Oefenen

Je gaat nu even oefenen met het werkwoordelijk gezegde en het naamwoordelijk gezegde. In de Padlet ga je een nieuwe post plaatsen. Dit doe je door op het plusje te klikken (Tip: Klik rechtsboven in de Padlet om het groter te krijgen, het opent dan in een nieuw tabblad.). Bij het onderwerp type je je naam. Daaronder kan je nog meer tekst schrijven. Wat je precies gaat doen:

- Bedenk drie zinnen waarin een werkwoordelijk gezegde voorkomt.
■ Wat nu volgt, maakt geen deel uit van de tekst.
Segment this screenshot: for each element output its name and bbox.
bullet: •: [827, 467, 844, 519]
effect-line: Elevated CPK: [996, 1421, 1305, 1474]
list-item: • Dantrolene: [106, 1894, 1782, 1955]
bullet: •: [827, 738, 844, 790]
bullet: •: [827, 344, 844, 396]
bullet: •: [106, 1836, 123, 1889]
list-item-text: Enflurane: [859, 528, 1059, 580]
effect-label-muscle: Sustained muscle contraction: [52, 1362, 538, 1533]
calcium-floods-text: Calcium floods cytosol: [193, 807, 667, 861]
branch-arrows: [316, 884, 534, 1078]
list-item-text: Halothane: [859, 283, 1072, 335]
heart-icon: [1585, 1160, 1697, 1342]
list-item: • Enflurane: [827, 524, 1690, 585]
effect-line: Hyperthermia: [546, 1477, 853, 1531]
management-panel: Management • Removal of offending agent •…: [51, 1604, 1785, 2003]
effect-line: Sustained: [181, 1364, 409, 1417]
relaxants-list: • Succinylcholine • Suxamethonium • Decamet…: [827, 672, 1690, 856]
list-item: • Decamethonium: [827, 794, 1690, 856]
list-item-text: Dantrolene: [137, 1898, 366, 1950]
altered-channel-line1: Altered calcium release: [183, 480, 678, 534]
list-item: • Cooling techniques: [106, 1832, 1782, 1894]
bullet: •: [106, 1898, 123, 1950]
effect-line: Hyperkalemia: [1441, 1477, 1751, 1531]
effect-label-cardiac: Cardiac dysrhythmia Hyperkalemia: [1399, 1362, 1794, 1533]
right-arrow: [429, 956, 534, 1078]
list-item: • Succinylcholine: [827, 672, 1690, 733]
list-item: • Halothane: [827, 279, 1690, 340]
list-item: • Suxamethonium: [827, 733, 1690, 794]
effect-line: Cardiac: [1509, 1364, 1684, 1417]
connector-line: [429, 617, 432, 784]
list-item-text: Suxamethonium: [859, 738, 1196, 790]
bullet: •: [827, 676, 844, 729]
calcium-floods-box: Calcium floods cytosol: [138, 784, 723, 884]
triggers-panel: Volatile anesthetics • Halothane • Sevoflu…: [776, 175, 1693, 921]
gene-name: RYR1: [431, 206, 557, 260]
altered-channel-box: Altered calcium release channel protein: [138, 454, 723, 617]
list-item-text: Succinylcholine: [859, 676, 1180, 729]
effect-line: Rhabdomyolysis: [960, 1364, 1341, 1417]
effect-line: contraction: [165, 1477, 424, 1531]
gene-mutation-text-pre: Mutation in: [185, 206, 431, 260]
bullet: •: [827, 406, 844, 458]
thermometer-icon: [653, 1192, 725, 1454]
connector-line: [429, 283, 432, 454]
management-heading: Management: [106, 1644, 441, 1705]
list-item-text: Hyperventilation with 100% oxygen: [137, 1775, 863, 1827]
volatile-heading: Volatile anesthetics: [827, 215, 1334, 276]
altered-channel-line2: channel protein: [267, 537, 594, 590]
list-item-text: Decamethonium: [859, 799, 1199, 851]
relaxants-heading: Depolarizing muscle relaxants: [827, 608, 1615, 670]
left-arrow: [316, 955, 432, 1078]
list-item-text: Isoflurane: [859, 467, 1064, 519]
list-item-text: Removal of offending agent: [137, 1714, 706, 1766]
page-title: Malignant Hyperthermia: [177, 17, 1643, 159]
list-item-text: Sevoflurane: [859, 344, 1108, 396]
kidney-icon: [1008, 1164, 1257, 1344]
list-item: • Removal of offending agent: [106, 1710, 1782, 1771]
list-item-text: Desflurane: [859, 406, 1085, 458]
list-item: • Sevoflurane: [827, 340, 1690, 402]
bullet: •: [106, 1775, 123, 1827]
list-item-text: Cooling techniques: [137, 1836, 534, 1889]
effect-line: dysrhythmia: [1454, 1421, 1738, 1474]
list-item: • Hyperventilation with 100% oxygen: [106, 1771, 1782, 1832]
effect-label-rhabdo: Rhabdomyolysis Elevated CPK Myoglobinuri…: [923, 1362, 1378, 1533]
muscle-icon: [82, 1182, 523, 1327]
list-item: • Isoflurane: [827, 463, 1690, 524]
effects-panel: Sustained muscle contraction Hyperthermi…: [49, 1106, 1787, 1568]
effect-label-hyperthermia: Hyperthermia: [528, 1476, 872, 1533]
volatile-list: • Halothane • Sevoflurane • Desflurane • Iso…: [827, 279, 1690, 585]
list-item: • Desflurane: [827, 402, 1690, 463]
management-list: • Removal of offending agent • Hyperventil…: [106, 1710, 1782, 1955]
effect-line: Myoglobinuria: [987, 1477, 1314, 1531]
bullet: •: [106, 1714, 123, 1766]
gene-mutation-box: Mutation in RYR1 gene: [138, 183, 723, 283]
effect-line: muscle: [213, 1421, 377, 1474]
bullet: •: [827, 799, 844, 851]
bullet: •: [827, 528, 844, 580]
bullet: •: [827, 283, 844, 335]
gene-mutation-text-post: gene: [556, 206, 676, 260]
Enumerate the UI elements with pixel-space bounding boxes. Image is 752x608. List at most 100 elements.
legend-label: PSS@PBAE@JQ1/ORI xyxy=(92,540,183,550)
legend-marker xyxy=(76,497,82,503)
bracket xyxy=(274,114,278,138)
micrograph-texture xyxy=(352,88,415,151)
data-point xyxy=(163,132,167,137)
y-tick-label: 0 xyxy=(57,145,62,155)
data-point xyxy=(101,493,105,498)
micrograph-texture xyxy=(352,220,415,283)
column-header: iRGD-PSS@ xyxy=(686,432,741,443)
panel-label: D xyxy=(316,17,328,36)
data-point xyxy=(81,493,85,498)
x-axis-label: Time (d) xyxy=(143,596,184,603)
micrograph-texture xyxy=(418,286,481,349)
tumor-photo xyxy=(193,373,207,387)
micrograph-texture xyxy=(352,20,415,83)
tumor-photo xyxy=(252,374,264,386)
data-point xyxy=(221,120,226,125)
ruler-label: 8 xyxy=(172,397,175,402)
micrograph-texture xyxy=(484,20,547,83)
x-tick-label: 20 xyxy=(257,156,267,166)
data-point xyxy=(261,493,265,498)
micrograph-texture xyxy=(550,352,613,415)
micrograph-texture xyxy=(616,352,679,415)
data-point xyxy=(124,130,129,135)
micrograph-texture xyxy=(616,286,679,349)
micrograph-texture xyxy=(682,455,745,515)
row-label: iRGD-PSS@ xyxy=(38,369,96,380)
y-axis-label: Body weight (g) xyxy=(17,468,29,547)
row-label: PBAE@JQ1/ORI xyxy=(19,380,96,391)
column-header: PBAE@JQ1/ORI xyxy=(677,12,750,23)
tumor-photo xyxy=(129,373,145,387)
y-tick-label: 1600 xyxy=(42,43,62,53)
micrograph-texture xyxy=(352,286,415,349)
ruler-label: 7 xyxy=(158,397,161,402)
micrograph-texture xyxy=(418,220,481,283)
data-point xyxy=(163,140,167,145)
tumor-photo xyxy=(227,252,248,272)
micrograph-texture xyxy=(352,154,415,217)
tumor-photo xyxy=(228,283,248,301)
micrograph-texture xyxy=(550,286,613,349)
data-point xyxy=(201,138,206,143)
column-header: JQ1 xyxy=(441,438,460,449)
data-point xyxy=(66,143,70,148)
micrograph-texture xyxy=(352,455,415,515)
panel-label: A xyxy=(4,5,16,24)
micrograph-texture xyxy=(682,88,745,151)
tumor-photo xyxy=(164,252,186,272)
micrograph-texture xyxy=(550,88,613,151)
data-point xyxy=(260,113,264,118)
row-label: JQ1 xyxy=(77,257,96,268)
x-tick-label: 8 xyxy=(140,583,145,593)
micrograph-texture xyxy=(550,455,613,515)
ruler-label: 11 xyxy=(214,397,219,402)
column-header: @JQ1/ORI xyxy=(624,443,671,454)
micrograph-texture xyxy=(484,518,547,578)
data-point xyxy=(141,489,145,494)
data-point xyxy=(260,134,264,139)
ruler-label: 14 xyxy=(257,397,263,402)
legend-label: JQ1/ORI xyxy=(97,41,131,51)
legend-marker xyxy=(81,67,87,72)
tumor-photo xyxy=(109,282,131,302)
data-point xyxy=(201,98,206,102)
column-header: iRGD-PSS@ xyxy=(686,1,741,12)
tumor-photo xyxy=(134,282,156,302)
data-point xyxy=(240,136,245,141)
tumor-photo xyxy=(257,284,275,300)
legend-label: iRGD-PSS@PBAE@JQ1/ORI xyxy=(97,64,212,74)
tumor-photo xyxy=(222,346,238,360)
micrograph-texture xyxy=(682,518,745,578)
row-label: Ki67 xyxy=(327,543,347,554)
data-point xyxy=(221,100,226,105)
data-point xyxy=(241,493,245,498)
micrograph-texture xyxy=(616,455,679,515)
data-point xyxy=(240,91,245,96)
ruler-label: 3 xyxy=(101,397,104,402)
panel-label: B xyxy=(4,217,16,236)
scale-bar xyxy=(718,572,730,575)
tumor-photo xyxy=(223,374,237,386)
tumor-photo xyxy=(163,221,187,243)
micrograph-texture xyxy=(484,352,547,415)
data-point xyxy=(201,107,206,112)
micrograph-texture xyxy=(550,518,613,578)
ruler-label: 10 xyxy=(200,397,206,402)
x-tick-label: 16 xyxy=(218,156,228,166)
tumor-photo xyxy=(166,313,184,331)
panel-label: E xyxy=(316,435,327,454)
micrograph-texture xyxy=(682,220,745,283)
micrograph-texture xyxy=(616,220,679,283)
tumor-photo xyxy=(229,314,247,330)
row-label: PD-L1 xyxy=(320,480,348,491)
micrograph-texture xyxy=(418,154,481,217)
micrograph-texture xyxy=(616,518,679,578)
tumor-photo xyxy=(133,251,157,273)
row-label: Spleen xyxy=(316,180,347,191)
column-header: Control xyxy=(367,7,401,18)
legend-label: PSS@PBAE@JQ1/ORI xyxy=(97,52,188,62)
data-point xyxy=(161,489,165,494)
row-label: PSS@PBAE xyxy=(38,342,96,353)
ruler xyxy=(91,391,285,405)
Allebei de zinnen bevatten minimaal twee werkwoorden.
- Bedenk drie zinnen waarin een naamwoordelijk gezegde voorkomt. Elke zin bevat een ander koppelwerkwoord (dus niet drie keer dezelfde).
- Geef bij alle zes de zinnen apart nog aan wat precies het gezegde is.

 

Heb je dit gedaan? Dan klik je op publiceren. Je post staat dan in de Padlet.
Kijk naar de zinnen van je klasgenoten. Hebben zij het goed gedaan? Geef dan een 'vind ik leuk'.

 

Weet je niet meer precies waaruit het werkwoordelijk gezegde of het naamwoordelijk gezegde uit bestaat? Lees dan nog even de theorie terug of bekijk de kennisclips opnieuw.